International humanitarian law is unequivocal in its prohibition of starvation as a method of warfare as detailed in Additional Protocol II to the Geneva Conventions. Furthermore, per the 1997 Report on US Practice, it is the opinio juris of the United States that the starvation of civilians as a method of warfare is prohibited. Additionally, the Annotated Supplement to the US Naval Handbook (1997) states: “Art. 54(1) [of the 1977 Additional Protocol I] would create a new prohibition on the starvation of civilians as a method of warfare … which the United States believes should be observed and in due course recognized as customary law.”

Rules 54-56 of the study on customary international humanitarian law conducted by the International Committee of the Red Cross clarify that attacking objects indispensable to the survival of the civilian population, denying access of humanitarian aid intended for civilian use, and restricting the freedom of movement of humanitarian aid workers may all constitute violations of the prohibition of starvation.
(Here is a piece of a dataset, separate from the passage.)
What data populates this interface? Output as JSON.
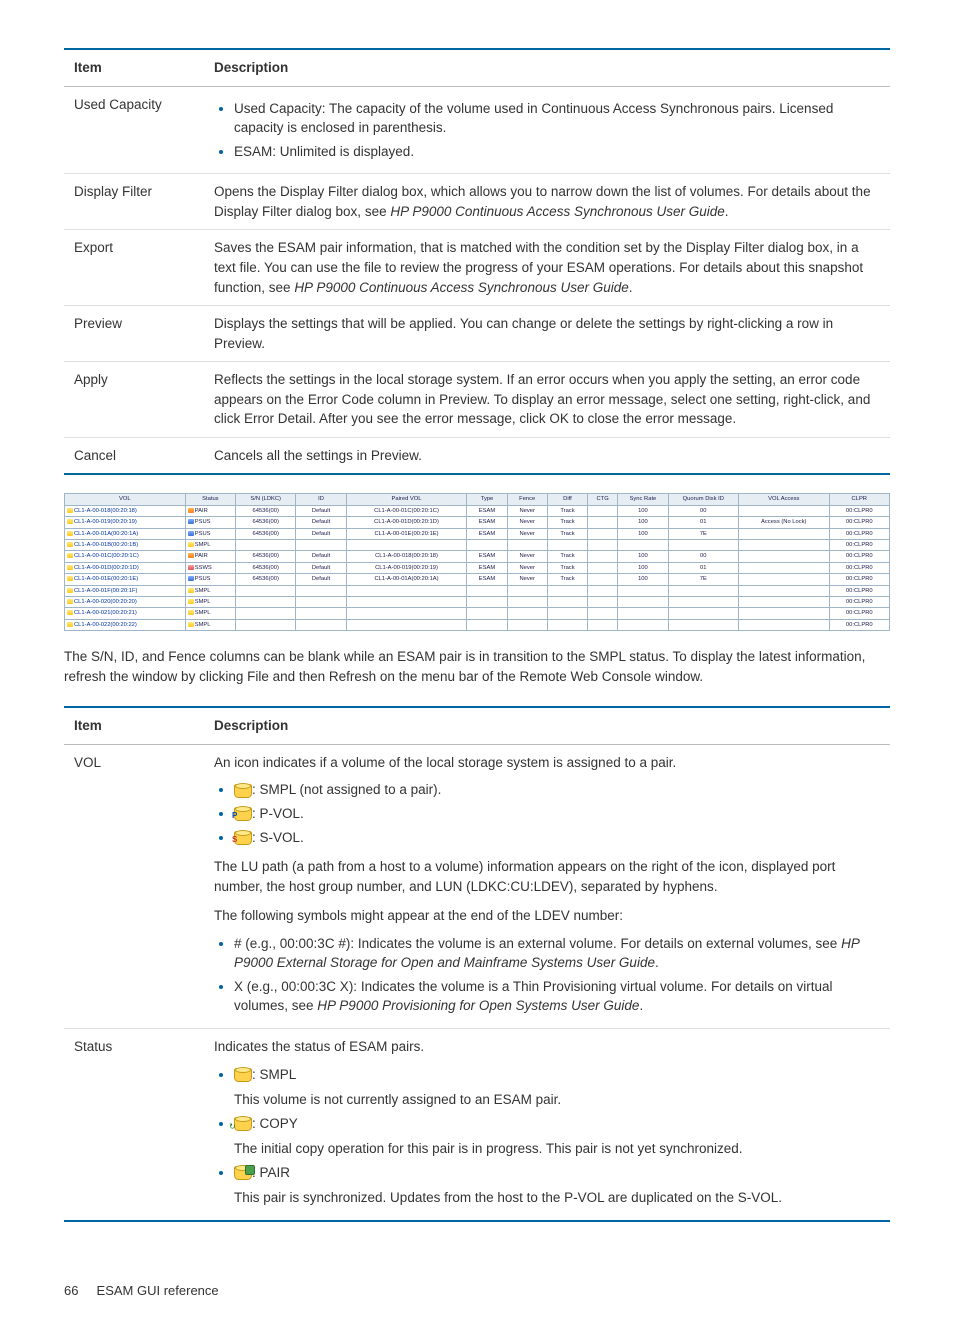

Although starvation is not recognized as an individual crime in cases of non-international armed conflict under the Rome Statute – to which Syria is not a party and would have to be referred to the International Criminal Court – starvation can arguably be prosecuted under displacement, crimes against humanity, genocide, or possibly, torture theories.

Issued in February 2014, UNSC Resolution 2139 demanded that “all parties, in particular the Syrian authorities, promptly allow rapid, safe and unhindered humanitarian access for UN humanitarian agencies and their implementing partners, including across conflict lines and across borders.” The resolution, however, had no enforcement mechanism and has had little tangible impact on the ground. Although UNSC Resolutions 2165, 2191, and 2258 have authorized UN agencies and their partners to use routes across conflict lines and border crossings to deliver humanitarian assistance, actors have been hesitant to provide citizens with the aid that they desperately need.

This week, in response to unprecedented media attention, the Syrian regime finally agreed to allow aid into the besieged towns of Madaya, Foua, and Kefraya. While a positive development, aid workers confirm that one-time distributions like these are rarely effective; the regular access to these areas that is necessary is rarely granted by governing authorities. The impunity with which authorities have been allowed to systematically starve the population threatens the security of the international community and violates international law. Unless the international community collectively and consistently condemns starvation as a tactic of war as employed by the Assad regime and other actors, comes up with a means by which to ensure consistent aid delivery irrespective of the Assad regime’s cooperation and as per the guidance of UN Security Council resolutions, and paves the way for the prosecution of starvation-related war crimes in the international scene, Madaya will not be the last scene of Assad’s brutal starvation regime.


Mai El-Sadany is a human rights lawyer with a focus on the Middle East and North Africa (MENA) region. She is currently the Executive Director of the Tahrir Institute for Middle East Policy (TIMEP), an organization dedicated to centering the insights and expertise of advocates from and in the MENA region in the policy discourse to foster transparent, accountable, and just societies. She is a member of the Working Group on Egypt.